DETROIT (AP) — Automobile quality rose last year, but glitches in pairing smartphones with infotainment systems frustrated owners more than anything, according to a large U.S. survey of auto owners.

For the first time, a brand from Fiat Chrysler, now Stellantis, ranked No. 1 for having the fewest problems. Ram trucks finished first, followed by another company brand, Dodge, according to the annual survey by J.D. Power. Lexus, Mitsubishi, Nissan, Kia, Genesis, Hyundai, Jeep and Chevrolet rounded out the top 10 brands.

Smartphone connections, mainly linking Android Auto and Apple CarPlay to automobiles, was this year’s top problem. It beat voice recognition as the survey’s No. 1 gremlin for the first time since 2011.


Automakers have been trying to link phones to cars for more than a decade, yet the problem persists, said Dave Sargent, J.D. Power’s vice president of automotive quality. Now it’s the connection to make the Apple and Android systems show up on the vehicle screens, he said.

“People see that their phone works fine by itself, but when they come to connect it to the vehicle, go through the Wi-Fi system, that’s where the problems exist,” Sargent said.

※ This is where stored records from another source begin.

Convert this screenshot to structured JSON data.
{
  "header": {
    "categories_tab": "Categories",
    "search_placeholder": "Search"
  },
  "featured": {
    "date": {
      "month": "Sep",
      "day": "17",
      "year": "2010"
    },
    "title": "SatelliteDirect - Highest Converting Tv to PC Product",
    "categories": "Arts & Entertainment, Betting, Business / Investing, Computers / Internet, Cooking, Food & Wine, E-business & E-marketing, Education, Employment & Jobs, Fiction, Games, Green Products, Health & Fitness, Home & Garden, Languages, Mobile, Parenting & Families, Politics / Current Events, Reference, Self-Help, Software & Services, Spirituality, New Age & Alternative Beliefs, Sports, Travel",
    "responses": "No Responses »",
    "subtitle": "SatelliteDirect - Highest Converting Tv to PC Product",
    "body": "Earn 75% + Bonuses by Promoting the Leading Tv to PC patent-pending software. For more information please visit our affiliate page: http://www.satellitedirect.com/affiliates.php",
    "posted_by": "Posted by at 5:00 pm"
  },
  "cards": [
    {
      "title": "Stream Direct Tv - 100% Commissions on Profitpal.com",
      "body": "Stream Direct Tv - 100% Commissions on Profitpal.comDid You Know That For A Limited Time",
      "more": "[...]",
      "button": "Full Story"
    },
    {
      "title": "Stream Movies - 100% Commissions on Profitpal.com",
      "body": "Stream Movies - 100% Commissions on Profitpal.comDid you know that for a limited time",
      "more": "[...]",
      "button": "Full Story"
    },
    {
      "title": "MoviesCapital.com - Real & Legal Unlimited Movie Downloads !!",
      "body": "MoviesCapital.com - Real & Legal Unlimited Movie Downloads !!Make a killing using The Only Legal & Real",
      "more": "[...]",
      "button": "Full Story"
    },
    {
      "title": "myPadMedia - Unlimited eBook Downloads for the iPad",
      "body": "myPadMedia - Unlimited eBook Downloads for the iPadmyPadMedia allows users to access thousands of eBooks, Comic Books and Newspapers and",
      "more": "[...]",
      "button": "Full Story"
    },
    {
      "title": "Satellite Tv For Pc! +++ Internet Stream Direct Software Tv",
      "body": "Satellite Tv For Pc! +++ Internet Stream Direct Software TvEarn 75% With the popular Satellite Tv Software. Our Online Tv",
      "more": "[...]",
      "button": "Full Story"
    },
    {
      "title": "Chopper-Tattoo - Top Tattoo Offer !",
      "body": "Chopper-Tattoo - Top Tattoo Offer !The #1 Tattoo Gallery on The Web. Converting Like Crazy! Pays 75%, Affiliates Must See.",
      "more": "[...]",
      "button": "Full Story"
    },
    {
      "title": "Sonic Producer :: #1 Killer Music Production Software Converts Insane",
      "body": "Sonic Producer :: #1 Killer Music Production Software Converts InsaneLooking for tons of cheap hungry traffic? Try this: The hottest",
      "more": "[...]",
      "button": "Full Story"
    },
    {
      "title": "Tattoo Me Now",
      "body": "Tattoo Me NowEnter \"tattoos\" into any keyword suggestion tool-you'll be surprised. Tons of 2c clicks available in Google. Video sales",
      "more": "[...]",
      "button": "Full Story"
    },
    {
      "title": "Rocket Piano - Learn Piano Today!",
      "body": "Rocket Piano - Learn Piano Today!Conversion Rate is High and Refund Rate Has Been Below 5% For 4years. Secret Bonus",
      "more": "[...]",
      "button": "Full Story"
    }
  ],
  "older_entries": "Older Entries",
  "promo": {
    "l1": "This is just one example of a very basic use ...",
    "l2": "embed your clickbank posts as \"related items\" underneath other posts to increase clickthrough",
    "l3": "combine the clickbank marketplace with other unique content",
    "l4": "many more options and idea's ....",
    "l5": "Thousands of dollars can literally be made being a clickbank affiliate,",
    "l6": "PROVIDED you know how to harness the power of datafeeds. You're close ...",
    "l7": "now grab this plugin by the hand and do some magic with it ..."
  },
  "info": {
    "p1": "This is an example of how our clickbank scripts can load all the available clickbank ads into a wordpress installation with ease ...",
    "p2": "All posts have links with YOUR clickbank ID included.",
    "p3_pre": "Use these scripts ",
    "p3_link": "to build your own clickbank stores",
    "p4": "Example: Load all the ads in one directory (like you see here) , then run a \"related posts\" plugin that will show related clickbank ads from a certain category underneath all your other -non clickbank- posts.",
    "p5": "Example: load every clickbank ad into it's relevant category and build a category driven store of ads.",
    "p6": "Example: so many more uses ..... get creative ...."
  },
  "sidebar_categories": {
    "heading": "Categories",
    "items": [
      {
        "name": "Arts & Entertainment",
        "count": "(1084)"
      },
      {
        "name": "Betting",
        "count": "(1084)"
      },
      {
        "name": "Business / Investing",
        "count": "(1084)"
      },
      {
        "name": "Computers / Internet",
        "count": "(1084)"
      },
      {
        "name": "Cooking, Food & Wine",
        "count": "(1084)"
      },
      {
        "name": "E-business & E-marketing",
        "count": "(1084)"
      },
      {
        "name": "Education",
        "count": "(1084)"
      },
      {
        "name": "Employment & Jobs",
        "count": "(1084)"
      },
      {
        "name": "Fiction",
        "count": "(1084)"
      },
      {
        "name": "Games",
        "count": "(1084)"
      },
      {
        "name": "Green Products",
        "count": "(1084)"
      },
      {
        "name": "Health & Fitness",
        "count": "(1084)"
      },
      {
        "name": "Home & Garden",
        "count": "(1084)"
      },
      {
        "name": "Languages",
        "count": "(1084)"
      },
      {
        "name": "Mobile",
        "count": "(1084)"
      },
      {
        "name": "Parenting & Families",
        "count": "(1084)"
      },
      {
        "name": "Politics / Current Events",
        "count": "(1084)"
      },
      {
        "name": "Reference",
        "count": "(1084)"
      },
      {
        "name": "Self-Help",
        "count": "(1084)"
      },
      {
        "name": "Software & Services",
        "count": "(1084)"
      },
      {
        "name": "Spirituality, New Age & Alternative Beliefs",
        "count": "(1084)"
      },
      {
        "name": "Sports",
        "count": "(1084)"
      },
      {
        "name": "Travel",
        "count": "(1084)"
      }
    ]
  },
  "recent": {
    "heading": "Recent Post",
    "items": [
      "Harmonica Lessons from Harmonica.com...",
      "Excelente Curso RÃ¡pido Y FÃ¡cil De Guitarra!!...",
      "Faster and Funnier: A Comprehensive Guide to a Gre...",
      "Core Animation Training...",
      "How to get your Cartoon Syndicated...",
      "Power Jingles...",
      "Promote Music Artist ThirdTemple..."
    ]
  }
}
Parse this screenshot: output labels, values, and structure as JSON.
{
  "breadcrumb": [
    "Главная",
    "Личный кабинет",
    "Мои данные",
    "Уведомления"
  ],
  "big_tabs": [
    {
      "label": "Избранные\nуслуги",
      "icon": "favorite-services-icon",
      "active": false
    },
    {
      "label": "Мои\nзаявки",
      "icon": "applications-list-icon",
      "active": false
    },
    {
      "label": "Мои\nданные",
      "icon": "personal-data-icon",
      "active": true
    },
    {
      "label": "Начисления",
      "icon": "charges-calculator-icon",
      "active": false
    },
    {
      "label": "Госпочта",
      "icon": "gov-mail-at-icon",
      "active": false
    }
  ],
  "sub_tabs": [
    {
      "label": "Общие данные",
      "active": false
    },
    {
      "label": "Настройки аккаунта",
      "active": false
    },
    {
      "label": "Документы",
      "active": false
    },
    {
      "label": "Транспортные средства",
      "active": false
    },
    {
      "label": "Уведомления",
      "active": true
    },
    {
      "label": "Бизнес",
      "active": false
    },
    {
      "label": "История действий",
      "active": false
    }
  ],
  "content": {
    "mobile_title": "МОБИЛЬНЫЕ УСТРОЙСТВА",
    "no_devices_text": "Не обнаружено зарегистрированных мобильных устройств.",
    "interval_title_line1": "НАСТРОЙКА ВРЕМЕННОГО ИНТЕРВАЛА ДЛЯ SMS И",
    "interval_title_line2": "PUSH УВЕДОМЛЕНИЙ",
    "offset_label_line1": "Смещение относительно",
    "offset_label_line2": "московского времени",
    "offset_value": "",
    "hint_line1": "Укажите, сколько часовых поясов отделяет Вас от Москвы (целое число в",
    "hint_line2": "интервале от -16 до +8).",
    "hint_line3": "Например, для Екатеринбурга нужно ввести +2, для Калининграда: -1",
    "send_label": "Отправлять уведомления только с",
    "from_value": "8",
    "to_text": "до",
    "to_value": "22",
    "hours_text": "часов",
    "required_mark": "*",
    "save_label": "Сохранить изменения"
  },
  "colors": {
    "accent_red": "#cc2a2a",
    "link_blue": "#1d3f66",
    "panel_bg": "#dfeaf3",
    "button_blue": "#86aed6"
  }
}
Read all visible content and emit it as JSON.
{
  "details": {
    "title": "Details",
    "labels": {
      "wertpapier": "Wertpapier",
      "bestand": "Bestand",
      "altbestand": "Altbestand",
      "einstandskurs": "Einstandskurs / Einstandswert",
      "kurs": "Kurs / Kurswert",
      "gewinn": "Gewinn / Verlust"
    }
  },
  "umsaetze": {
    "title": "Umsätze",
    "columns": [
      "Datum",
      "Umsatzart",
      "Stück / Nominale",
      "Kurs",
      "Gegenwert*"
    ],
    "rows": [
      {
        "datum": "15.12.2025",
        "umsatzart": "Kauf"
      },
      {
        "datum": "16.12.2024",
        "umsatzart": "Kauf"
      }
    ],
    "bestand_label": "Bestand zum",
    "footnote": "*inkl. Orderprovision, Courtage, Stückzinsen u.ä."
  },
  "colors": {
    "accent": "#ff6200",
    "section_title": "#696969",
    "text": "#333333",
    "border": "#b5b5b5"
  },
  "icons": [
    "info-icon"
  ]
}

Consumers quickly blame their vehicle, but tech companies are part of the problem and should share some of the burden in solving it, he said. About one-third of vehicles on the market in the U.S. have the ability to link to Apple CarPlay and Android Auto, and the problem is pervasive with all manufacturers, Sargent said.

Auto and tech companies point the finger at each other, and the consumer is caught in the middle, Sargent said.

Operator error isn’t the problem because all the owners are doing is trying to connect, not use any of the features, he said. “I’m sure the industry will get it figured out, and in a couple years’ time, it will work better,” Sargent said.